Unterdrückt man Meinung, unterdrückt man meine Meinung; unterdrückt man Persönlichkeitsrechte, unterdrückt man meine Persönlichkeitsrechte; unterdrückt man Freiheit, unterdrückt man meine Freiheit.
Interniert man Flüchtlinge auf australischen Inseln, sperrt sie jahrelang hinter Zäune, so interniert man mich, sperrt meinen Gerechtigkeitssinn hinter Zäune.
Ich werde zum Juden, wo man Juden als Übel beleidigt; ich werde zum Schwarzen, wo man Schwarze als faule Nichtsnutze entwürdigt; ich werde zum Indio, wo man Indios aus ihren Dörfern jagt, sie interniert oder vergiftet.

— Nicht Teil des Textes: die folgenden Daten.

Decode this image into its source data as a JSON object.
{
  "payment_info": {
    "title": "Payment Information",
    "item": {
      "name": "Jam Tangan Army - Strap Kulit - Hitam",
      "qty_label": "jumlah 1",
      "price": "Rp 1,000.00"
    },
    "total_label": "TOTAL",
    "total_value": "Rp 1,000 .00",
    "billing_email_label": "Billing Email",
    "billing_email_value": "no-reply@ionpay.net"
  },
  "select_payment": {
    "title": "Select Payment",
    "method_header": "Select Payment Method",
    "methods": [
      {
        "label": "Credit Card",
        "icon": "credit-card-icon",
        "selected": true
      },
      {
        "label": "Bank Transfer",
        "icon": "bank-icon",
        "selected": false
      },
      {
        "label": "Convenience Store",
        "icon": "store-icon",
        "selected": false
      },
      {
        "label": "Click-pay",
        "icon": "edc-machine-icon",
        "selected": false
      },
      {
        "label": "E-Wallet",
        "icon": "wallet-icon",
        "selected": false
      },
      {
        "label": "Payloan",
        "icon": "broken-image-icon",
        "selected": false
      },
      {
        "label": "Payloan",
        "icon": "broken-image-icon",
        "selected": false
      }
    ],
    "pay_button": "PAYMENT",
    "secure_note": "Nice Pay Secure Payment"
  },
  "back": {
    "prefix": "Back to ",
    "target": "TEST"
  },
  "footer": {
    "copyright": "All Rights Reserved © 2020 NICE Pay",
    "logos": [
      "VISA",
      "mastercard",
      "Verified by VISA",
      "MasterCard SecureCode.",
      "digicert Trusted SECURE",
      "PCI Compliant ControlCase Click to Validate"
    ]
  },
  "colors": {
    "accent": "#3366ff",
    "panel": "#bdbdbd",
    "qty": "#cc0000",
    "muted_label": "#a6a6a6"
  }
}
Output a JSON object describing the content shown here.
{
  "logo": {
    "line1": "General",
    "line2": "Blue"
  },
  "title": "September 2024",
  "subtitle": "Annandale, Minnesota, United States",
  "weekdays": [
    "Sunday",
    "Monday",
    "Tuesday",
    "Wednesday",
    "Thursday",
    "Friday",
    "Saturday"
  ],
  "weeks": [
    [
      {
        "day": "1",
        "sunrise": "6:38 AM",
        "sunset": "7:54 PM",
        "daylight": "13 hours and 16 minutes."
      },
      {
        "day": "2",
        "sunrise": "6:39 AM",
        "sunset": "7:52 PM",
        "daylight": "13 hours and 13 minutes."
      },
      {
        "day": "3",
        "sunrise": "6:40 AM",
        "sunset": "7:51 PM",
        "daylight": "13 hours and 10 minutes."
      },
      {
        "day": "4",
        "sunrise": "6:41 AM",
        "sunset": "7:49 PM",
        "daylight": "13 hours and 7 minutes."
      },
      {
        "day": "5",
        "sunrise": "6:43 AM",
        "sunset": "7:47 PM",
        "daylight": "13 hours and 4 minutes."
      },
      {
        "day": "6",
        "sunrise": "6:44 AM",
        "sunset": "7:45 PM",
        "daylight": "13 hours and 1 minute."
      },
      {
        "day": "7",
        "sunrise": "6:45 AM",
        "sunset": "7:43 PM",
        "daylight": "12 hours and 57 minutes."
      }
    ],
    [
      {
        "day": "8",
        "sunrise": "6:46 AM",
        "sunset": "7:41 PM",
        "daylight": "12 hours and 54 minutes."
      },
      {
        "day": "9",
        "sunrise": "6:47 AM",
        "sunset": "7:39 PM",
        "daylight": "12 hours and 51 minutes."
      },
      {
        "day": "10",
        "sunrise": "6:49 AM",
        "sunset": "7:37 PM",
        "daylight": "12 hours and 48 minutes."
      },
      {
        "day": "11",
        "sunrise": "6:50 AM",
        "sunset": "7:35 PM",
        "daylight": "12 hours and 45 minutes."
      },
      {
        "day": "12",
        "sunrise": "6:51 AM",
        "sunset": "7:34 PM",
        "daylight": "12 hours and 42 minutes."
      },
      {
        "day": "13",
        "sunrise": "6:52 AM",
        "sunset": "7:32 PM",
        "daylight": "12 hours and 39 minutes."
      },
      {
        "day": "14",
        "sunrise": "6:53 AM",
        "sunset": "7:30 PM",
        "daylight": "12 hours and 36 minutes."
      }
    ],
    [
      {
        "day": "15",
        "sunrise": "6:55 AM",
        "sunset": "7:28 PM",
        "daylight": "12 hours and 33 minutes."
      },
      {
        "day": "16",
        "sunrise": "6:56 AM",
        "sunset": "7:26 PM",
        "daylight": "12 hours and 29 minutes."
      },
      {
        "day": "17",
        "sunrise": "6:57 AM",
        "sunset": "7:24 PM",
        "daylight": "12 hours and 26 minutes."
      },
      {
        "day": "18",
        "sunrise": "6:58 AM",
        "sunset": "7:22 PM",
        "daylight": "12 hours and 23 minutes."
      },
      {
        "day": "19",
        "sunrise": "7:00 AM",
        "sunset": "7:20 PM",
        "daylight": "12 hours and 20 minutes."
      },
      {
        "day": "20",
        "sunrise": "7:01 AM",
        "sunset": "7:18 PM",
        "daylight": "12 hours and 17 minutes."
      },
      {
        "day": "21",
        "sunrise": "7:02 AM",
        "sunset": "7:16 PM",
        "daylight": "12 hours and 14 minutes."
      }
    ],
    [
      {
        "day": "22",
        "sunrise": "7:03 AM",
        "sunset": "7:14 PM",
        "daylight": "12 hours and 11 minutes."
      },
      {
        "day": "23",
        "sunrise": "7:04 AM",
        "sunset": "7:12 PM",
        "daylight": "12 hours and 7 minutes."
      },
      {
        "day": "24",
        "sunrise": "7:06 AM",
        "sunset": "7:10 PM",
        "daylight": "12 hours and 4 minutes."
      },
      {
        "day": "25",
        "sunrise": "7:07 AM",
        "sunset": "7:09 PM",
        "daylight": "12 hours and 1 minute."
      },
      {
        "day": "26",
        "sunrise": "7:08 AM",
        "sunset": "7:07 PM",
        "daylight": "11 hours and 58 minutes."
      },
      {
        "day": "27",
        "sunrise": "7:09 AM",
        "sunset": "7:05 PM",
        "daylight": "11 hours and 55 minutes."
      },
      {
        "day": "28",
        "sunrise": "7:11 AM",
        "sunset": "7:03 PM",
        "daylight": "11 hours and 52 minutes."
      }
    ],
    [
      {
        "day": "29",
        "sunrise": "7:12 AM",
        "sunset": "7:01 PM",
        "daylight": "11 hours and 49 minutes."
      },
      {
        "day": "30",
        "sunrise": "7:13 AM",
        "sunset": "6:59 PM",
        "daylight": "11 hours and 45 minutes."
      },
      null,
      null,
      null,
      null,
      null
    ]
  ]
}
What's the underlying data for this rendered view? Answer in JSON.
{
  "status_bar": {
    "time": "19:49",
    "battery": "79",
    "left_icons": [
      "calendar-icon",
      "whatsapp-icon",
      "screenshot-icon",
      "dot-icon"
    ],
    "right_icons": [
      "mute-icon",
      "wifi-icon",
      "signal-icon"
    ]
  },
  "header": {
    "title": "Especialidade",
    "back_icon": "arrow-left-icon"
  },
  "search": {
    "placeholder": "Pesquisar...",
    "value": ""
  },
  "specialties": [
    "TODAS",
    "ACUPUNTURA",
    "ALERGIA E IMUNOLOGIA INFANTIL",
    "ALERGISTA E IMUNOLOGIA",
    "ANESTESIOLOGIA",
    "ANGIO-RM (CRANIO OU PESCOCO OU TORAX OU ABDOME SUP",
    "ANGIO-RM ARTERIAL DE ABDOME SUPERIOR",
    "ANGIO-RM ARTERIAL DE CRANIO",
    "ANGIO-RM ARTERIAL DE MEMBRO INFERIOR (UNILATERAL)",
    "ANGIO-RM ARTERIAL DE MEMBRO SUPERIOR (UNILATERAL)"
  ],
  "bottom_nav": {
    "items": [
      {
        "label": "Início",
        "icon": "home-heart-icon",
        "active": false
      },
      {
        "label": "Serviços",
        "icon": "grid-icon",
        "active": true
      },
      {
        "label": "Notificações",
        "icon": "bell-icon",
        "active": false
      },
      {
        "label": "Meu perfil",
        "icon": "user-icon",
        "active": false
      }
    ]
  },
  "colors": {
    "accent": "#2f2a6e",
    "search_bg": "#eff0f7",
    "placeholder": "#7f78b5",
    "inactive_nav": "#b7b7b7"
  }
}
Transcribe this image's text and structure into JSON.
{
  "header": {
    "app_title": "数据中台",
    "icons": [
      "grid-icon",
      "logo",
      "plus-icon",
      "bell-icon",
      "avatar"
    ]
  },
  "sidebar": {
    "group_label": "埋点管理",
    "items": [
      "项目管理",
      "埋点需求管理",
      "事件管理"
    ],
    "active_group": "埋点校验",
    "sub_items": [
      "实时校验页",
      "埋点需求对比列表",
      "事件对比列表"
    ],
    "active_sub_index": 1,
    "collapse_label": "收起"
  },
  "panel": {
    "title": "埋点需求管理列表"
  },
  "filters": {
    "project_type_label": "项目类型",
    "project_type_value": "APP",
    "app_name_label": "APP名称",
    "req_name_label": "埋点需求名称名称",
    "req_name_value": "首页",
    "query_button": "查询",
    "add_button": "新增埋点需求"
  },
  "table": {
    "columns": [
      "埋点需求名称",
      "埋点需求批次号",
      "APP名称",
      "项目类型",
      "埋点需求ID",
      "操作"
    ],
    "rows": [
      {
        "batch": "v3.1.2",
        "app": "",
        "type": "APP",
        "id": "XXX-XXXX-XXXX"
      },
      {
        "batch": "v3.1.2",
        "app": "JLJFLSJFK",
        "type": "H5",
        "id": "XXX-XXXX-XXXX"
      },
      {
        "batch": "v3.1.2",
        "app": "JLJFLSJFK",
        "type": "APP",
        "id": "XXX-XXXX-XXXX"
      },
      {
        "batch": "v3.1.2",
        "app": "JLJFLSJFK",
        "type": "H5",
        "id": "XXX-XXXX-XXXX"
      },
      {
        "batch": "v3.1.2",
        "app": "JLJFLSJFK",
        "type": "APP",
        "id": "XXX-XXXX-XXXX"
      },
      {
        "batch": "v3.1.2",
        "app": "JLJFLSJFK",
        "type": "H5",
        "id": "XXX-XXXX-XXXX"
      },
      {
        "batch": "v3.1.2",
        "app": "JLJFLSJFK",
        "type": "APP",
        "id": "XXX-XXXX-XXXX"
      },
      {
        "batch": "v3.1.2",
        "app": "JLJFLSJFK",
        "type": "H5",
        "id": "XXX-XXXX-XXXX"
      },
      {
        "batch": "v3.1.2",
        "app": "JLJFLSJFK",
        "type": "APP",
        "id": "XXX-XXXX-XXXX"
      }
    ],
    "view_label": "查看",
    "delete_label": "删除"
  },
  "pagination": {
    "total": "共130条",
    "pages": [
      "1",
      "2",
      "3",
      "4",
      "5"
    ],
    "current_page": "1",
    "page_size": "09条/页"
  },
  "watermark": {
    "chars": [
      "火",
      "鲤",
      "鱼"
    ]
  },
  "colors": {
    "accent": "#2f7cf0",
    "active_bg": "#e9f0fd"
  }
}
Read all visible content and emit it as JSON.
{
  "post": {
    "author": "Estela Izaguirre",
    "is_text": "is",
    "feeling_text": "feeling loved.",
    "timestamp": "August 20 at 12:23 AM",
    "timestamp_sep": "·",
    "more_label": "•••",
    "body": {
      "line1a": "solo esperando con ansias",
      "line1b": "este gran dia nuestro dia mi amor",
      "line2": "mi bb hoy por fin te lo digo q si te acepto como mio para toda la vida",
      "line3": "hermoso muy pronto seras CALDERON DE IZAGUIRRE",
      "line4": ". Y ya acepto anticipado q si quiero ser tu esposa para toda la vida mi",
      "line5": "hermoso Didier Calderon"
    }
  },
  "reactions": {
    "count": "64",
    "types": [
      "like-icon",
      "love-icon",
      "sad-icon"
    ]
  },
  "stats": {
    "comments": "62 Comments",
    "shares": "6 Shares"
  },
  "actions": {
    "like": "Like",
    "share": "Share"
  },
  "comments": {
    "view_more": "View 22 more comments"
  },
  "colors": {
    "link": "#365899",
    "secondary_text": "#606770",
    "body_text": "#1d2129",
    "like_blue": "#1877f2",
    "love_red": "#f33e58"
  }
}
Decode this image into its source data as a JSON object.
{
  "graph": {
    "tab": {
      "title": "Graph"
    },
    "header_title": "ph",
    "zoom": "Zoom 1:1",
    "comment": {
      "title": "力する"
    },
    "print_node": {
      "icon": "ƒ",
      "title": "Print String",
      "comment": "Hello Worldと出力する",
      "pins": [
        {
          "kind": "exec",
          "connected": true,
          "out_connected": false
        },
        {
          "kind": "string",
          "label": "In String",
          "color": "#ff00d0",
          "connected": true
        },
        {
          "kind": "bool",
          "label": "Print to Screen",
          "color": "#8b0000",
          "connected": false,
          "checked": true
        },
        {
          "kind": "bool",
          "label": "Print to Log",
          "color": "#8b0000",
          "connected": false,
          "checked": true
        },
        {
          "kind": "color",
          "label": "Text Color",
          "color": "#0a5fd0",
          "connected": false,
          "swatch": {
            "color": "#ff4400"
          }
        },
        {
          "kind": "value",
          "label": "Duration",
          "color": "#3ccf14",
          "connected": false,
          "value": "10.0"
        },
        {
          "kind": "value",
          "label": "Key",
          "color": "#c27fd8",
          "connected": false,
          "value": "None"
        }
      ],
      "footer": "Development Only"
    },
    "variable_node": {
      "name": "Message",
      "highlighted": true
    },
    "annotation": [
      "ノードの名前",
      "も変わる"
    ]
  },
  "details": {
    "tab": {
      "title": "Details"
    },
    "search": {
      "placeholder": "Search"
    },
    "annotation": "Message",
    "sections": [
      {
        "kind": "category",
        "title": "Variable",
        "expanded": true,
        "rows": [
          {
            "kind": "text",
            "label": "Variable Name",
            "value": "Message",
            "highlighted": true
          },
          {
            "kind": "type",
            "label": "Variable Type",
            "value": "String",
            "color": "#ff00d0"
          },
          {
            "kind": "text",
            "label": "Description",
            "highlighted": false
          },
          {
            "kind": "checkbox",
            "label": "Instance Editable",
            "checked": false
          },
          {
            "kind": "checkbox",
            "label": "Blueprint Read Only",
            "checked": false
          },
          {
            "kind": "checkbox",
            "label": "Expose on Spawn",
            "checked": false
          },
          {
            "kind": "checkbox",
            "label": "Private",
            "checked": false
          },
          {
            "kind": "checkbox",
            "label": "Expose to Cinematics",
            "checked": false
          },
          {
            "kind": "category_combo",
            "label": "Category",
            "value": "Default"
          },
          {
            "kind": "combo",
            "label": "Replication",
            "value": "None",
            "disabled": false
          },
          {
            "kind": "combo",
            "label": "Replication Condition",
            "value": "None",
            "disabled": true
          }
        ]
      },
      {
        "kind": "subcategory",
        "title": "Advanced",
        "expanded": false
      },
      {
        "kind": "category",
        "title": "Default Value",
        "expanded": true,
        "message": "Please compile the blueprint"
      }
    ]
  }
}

Was man dem Geringsten meiner Mitmenschen antut, das tut man auch mir an. Was an Unrecht und Ungerechtigkeit in der Welt steht, steht auch in meinen Räumen. Nichts geschieht auf der Erde, was nicht auch mich betrifft. Was mich immer betrifft. Wenn sie heute das Gesindel einsperren, ich dabei schweigend, wenn sie morgen die Alten in Kollektivheime stecken, ich dabei schweigend, wenn sie übermorgen ganze soziale Schichten in Wohngegenden pferchen, ich dabei schweigend, wer soll dann sein Schweigen brechen, wer wäre dann noch da, der sein Schweigen brechen könnte, wenn sie mich holen? Jede begangene Untat, jede von Staaten, Industrien, Ideologien, Parteien, Organisationen willkürlich in Kauf genommene oder mit Kaltschnäuzigkeit begangene Untat, ist eine Untat an mir.

Die Welt im Kleinen, vor der eigenen Haustüre zu ändern, damit sie auch vor anderen Haustüren, vor Hütteneingängen, vor Iglupforten, unter Palmenblättern verändert wird, ist ein Ansatz. Das oft gehörte, immer wieder von der Bürgerlichkeit als Praxis der direkten Tat postulierte Reduzieren auf ein "bloß vor der Haustüre ändern", damit eine unsichtbare Hand auch fern unserer zur Hölle werdenden Heimat Änderungen vollziehen würde, greift zu kurz. Den Blick für das Ganze nie verlieren, es persönlich nehmen, wenn Freiheit am anderen Ende der Welt mit Stiefelspitzen getreten wird, solidarisch sein, wenn nicht physisch, so doch psychisch! Wo man dem Geringsten meiner Mitmenschen Unrecht antut, und sei er Mörder, sei er Verbrecher, dem die Vertreter eines Rechtsstaates dennoch Unrecht widerfahren lassen, da tut man mir Unrecht an. Eine Gesellschaft der Zukunft muß begreifen, dass der Flügelschlag eines Schmetterlings Orkane auslösen kann; muß aber auch begreifen, dass Gewalt am anderen Ende der Welt, ebenso Orkane im eigenen Umfeld entstehen lassen kann.